Experte fordert Diskussion ethischer Fragen "vor nächster Pandemie"

FILE PHOTO: 'How did we catch it?': spread of COVID baffles locked-down Shanghai residents
Beim European Health Forum Gastein kam auch die Direktorin der Seuchenschutzbehörde zu Wort: Corona-Maßnahmen seien keine Frage von "richtig oder falsch".

Die Einführung von Maßnahmen zur Eindämmung der Corona-Pandemie war keine Frage von "richtig oder falsch". Es gehe darum, "die Balance zwischen der Freiheit des Einzelnen und dem Schutz der Bevölkerung" zu finden, sagte die Direktorin der EU-Seuchenschutzbehörde ECDC, Andrea Ammon, am Mittwochnachmittag beim European Health Forum Gastein (EHFG). Nun sollte die Zeit allerdings genutzt werden, um ethische Fragen solcher Einschränkungen zu diskutieren, forderte ein WHO-Experte.

Lockdowns immer weniger funktioniert

"Wir haben gedacht, solche Maßnahmen würden der Vergangenheit angehören", erläuterte Ammon zu den Lockdowns im März 2020 in europäischen Staaten. Es hätte damals zur Eindämmung der Pandemie "nichts anderes gegeben" und die Bevölkerung hätte die Einschränkungen gut angenommen. Als weitere Lockdowns folgten, "hat das aber immer weniger funktioniert", sagte die deutsche Medizinerin.

"Wir taten dies für die Sicherheit der Menschen, um sie vor Covid zu schützen", betonte Ammon. Im Verlauf der Pandemie wollten Teile der Bevölkerung jedoch nicht einfach "Orders hinnehmen, sondern eingebunden sein". Die ECDC-Direktorin sprach von einer ethischen Dimension, "die wir so nicht erwartet haben" und die Kommunikation mit der Bevölkerung erfordere.

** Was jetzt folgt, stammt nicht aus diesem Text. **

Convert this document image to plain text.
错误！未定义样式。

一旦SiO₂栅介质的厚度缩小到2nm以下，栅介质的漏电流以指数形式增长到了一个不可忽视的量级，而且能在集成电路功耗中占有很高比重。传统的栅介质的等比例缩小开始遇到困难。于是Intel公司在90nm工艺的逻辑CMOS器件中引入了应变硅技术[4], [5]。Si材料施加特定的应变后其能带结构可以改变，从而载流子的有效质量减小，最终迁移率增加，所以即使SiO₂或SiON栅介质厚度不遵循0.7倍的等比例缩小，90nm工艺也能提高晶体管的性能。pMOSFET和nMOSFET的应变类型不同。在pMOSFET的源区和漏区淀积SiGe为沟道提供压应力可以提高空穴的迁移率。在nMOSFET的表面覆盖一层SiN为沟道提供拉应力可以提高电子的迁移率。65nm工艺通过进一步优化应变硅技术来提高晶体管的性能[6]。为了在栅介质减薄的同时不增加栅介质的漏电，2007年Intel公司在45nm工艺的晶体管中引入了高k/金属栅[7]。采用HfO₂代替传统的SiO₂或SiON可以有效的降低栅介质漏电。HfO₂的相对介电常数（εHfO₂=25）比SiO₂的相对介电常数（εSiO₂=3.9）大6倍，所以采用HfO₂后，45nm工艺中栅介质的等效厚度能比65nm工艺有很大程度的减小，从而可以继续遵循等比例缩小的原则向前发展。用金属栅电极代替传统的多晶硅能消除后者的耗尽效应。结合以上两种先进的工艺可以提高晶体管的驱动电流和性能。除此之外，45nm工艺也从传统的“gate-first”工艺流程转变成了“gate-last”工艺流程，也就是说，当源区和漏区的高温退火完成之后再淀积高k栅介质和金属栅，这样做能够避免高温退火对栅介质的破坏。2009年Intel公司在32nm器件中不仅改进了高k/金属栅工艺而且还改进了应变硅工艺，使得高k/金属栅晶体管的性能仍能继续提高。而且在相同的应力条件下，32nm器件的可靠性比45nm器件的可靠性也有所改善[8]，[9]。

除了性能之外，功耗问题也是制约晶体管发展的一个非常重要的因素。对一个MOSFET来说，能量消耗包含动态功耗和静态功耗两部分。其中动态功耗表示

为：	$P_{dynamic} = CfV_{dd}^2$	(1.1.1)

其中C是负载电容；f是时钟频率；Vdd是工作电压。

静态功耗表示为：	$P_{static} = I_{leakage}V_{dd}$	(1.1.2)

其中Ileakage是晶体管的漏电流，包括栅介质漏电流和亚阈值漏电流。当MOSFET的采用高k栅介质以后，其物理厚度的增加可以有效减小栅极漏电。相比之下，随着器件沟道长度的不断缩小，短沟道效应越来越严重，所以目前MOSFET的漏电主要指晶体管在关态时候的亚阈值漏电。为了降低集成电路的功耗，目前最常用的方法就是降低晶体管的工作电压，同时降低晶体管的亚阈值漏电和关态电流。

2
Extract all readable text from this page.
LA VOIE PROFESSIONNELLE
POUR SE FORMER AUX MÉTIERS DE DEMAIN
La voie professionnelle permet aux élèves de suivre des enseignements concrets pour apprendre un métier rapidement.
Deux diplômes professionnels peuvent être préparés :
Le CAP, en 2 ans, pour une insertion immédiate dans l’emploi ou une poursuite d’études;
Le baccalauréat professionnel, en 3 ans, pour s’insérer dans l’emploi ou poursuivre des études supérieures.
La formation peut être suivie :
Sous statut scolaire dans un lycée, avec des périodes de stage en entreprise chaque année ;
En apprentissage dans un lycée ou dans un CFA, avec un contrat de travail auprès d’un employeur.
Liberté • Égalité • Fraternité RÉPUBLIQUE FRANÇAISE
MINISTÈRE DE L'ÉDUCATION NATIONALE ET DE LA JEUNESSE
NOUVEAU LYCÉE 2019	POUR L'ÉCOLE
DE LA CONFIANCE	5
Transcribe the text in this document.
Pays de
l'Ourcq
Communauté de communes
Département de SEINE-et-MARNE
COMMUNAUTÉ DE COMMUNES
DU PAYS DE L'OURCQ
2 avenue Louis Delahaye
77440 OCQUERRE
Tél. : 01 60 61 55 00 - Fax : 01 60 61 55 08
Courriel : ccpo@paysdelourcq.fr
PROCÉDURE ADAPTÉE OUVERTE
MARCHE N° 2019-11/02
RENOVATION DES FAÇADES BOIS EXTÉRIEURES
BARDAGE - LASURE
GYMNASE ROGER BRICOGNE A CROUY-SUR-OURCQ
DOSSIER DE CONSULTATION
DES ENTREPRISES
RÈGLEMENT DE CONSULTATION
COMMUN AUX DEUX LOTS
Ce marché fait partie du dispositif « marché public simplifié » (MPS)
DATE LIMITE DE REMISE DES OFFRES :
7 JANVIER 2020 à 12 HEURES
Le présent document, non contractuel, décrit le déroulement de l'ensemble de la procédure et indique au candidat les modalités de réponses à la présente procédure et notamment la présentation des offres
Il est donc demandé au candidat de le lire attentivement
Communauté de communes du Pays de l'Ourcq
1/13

Vorbereitung "für nächste Pandemie"

Die Politik hätte teilweise extrem schwierige Entscheidungen zu treffen gehabt, sagte Andreas Reis, Co-Leiter der Abteilung für Gesundheitsethik und Staatsführung in der Weltgesundheitsorganisation WHO. Es brauche "vor der nächsten Pandemie" Vorbereitung bezüglich ethischer Fragen. Die meisten Länder haben nationale Ethikkomitees und viele davon hätten in den vergangenen zweieinhalb Jahren rund um die Uhr gearbeitet, in einigen Staaten sei jedoch zu wenig getan oder die Ethikkomitees und weitere Experten nicht genügend eingebunden worden.

Schwedische Sicht

Schweden sei mit seinen weniger weitreichenden Corona-Maßnahmen als in anderen Ländern "als lax bezeichnet" worden, berichtete die Generaldirektorin der schwedischen Public-Health-Agentur, Karin Tegmark Wisell. Es habe jedoch auch in ihrem Land die Einschränkung von Kontakten, Abstandsregeln und die Beschränkung von Teilnehmerzahlen bei öffentlichen Veranstaltungen gegeben. Die Maßnahmen sollten jedoch auf früherer Public-Health-Arbeit und vorbereiteten Plänen für Pandemien in Schweden basieren und wissenschaftlich fundiert sein.

Einschränkungen, die Kinder betrafen, wurden besonders mit Bedacht beschlossen, erläuterte Wisell. Außerdem sei rechtlich vorgegeben gewesen, dass vor der Einführung von Maßnahmen mit Interessensvertretern der jeweils betroffenen Bevölkerungsgruppen gesprochen werden muss. Schweden hatte zwar eine hohe Sterblichkeit zu Beginn der Pandemie, aber in den Jahren 2020 und 2021 insgesamt eine relativ niedrige Übersterblichkeit verglichen mit anderen Staaten, betonte die Mikrobiologin.

Analysen hätten außerdem gezeigt, dass die schwedische Bevölkerung ihre Bewegungen in unterschiedlichen Phasen der Pandemie ähnlich eingeschränkt hätte wie die Menschen in anderen nordeuropäischen Staaten.

Das EHFG 2022 geht am Donnerstag zu Ende und versammelte rund 1.400 Teilnehmerinnen und Teilnehmern von Regierungen, Wissenschaft, Zivilgesellschaft und Industrie online und an Ort und Stelle in Bad Hofgastein. Zum 25-Jahr-Jubiläum der Veranstaltung standen Diskussionen zur Umsetzung einer "Europäischen Gesundheitsunion" sowie die Dauerkrise aus Pandemie, Klimawandel und Krieg und deren gesundheitliche Auswirkungen im Fokus der vier Kongresstage.